Australia could power the entire country right now through solar and wind if they invested in the extra infrastructure to enable it. So could somewhere much smaller like the UK I'd imagine.

You can bang on about efficiency all you like but that comes with more investment in the technology as a natural course of development.

Tell me about the 50GW of electricity supply you intend to magic up. Tell me more about heating and transport.
 
Germany has done just that in less than a decade.
 
You're making points by not answering questions?

You know my position on the evidence that there is poor correlation with carbon dioxide emissions and temperature by all datasets. Maybe you should consider solar (beyond simply a narrow band of irradiance), multi-decadal ocean cycles (heat capacity of the oceans far exceeding the atmosphere) and last but not least the lithosphere.
The widely accepted 'pause' is explained by a multitude of theories, few of which might hold credence.
 
Germany has done just that in less than a decade.

What?
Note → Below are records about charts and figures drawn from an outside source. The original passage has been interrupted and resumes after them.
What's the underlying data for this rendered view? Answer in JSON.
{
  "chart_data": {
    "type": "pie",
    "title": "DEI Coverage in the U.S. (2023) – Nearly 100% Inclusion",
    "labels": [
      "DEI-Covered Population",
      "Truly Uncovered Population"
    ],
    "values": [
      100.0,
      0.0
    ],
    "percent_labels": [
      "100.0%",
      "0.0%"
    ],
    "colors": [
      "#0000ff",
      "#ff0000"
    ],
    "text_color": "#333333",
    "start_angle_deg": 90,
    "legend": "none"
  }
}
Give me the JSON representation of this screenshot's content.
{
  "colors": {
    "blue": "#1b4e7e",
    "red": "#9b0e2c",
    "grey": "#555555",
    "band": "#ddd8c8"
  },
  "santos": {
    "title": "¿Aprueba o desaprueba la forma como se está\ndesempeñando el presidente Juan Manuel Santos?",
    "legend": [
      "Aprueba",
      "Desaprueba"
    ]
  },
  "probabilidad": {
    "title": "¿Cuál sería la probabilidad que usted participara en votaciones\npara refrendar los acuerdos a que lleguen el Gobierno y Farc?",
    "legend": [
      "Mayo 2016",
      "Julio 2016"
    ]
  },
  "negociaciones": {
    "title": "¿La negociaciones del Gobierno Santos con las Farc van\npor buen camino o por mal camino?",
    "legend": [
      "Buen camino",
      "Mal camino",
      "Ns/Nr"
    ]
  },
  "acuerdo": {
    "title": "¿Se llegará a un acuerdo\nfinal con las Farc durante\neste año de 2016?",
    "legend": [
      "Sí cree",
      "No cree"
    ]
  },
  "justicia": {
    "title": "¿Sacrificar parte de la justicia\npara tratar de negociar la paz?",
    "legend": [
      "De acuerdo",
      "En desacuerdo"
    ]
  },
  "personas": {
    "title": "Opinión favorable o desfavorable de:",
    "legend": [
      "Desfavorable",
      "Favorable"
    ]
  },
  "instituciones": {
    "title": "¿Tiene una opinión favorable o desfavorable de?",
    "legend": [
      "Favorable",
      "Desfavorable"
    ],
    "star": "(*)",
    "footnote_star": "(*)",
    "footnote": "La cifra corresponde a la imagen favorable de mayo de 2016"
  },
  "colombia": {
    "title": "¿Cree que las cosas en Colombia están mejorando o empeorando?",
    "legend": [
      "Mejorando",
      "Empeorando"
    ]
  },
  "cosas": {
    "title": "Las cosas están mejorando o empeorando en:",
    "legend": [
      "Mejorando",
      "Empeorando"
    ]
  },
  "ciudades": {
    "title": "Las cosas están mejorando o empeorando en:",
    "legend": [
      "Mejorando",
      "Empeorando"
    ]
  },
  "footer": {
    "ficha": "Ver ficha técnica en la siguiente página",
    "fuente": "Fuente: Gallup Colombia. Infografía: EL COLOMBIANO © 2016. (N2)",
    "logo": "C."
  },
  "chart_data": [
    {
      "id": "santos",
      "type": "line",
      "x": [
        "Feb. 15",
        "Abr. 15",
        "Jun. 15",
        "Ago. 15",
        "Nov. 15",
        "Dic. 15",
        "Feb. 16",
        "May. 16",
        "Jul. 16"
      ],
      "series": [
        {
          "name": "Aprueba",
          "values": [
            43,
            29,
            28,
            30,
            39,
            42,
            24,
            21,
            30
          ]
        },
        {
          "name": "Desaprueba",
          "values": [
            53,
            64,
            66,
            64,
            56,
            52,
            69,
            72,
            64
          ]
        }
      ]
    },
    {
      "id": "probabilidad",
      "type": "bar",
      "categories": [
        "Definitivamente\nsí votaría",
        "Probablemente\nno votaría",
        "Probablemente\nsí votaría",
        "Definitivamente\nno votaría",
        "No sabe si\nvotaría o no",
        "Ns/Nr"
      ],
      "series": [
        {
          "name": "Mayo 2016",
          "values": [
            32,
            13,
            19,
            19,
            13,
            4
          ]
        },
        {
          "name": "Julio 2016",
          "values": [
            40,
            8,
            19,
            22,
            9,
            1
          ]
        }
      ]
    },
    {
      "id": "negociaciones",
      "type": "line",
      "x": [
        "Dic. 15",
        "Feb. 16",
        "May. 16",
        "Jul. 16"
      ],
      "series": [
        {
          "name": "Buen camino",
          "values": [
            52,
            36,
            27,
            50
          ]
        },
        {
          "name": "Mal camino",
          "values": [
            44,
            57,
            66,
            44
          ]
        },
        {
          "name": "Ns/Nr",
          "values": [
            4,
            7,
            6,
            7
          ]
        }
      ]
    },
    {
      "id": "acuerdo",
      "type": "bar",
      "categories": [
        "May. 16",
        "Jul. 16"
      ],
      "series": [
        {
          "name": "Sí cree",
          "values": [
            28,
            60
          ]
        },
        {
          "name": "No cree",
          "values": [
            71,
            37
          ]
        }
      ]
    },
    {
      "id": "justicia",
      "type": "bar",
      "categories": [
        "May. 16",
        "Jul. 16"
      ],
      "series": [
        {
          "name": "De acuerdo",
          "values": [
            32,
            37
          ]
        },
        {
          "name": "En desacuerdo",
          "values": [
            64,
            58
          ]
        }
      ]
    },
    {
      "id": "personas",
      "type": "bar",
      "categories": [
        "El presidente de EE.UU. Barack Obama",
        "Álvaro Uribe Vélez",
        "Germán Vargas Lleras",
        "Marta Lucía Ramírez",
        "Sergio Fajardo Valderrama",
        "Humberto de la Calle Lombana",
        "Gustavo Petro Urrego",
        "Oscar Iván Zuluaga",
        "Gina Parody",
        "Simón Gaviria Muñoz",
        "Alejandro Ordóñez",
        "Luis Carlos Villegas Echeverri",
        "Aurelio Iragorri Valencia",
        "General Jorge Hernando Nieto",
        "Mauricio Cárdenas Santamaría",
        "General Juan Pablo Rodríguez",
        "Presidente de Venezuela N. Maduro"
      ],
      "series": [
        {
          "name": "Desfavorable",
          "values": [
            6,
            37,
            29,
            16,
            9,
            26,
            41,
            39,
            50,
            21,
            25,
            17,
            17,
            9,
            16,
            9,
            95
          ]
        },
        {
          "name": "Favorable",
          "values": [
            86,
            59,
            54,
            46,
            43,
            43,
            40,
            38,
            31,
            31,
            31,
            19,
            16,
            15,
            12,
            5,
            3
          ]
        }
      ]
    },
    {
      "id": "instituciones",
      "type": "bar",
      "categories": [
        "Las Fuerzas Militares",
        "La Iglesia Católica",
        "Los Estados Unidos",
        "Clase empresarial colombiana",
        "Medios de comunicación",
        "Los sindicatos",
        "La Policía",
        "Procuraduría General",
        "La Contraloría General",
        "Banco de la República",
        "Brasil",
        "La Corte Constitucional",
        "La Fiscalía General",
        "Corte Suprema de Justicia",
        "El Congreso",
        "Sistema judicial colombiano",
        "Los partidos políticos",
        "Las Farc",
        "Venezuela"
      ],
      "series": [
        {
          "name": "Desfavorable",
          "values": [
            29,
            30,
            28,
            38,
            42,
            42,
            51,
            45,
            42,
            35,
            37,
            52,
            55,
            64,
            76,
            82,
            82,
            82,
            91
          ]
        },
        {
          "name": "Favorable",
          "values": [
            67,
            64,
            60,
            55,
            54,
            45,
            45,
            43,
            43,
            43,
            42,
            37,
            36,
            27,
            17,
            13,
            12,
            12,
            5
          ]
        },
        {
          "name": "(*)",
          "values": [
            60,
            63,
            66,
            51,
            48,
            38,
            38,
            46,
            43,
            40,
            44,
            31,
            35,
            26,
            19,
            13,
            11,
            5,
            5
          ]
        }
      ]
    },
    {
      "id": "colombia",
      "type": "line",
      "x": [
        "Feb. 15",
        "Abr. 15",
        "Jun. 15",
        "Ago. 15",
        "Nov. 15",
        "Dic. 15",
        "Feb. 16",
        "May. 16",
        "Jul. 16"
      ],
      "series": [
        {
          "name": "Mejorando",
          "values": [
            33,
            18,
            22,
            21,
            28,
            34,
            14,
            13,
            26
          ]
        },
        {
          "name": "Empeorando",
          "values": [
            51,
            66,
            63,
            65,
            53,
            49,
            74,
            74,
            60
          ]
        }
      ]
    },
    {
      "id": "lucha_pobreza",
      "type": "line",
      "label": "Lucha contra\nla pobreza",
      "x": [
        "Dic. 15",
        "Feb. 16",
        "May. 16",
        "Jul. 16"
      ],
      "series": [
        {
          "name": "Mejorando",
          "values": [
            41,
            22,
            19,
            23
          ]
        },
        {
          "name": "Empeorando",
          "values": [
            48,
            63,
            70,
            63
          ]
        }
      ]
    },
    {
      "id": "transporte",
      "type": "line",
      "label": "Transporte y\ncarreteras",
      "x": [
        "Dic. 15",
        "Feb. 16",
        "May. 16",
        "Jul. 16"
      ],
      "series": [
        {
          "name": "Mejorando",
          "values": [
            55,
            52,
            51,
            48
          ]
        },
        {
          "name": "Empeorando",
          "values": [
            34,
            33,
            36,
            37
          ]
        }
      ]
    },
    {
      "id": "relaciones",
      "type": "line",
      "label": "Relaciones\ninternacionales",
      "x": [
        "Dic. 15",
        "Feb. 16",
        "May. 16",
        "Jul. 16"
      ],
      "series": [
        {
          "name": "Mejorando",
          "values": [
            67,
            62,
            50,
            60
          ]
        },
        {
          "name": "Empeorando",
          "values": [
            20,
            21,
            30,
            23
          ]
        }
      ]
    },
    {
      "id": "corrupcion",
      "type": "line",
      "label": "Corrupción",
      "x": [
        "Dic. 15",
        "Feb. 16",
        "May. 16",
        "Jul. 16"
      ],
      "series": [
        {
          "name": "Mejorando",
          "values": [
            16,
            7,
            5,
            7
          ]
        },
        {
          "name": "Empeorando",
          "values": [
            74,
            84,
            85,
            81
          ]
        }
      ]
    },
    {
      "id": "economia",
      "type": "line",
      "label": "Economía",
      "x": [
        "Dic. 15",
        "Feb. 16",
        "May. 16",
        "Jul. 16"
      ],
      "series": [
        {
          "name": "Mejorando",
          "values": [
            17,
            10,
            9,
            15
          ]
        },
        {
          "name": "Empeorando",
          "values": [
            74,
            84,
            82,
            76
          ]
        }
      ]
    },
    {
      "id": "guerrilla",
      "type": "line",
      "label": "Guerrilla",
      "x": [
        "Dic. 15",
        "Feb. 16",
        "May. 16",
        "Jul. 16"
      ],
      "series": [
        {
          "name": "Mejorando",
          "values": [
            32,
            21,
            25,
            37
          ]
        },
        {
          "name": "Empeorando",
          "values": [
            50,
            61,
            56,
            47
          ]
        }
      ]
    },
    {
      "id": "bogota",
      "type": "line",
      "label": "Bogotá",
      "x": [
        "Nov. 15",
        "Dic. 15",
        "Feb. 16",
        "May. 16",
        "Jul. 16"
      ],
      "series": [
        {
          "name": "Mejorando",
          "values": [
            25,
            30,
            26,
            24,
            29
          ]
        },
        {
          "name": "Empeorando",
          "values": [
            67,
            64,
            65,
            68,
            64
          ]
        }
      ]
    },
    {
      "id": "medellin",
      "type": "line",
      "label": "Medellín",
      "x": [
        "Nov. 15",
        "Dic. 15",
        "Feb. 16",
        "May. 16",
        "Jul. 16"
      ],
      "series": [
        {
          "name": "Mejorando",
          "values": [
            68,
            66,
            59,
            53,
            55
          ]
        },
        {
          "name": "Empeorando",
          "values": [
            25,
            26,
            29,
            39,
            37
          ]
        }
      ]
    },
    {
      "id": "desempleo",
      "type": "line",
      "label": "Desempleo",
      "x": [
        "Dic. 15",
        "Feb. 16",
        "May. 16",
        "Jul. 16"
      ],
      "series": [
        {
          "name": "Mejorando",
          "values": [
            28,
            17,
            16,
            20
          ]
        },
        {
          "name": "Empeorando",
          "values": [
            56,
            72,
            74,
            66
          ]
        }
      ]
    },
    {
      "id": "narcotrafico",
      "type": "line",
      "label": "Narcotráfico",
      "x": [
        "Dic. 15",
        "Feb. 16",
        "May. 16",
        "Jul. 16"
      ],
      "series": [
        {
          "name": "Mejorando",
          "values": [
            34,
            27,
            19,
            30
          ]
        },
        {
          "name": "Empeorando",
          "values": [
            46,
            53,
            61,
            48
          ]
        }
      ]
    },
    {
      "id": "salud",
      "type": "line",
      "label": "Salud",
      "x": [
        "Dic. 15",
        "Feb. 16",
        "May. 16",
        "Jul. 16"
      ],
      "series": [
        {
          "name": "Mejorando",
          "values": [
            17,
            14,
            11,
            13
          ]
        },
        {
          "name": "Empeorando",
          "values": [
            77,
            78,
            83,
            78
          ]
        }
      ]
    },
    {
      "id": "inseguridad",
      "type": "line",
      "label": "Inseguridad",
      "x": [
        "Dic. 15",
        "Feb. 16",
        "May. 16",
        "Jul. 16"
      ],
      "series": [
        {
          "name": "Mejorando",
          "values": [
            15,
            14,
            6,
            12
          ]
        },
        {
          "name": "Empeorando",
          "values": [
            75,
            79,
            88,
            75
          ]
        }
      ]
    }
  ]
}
By closing nuclear and increasing lignite coal? The highest domestic costs in Europe. They have a nightmare grid that has to dump to neighbours when they get lucky.
I'm not aware that the Germans stopped driving cars, transporting goods or abstained from heating their homes.
How do you propose to find 50GW of electricity for use in the UK, remember demand would have to necessarily increase if we had to move over to the fantasy 'zero emission' electric transport of the future?

Probably not the best source but this link shows that renewables in Germany net a very small amount of the total annually:

http://en.wikipedia.org/wiki/Energy_in_Germany
 
Careful, you're going to pull a muscle with all that goalpost shifting....
 
You know my position on the evidence that there is poor correlation with carbon dioxide emissions and temperature by all datasets.

Then your position is wrong.

co2_temp_1964_2008.gif


Source data:

Temperatures: http://data.giss.nasa.gov/gistemp/tabledata_v3/GLB.Ts+dSST.txt
CO2: http://www.esrl.noaa.gov/gmd/ccgg/trends/
 
In fairness, he has already dismissed the legitimacy of both NASA and NOAA (rightly or wrongly) so I'm not sure it's useful to cite their data here.
 
He's entitled to his own opinion. He's not entitled to his own facts.
 
Not really a surprise, that.
 

Ah great you cherry picked a timescale that suggested correlation. There has been pretty much no correlation for the past 15-18 years. Few, even those involved with the IPCC, disagree with this. All of HadCrut, GISS, UAH and RSS show the trend, or lack of, It is what cyclical things in nature do.
I noticed that you posted another John Cook cartoon.
 
Only if you ignore the 90+% of heating that goes into the oceans.
 
No, it's very measurable. And very problematic, because 2/3rds of sea level rise is down to thermal expansion.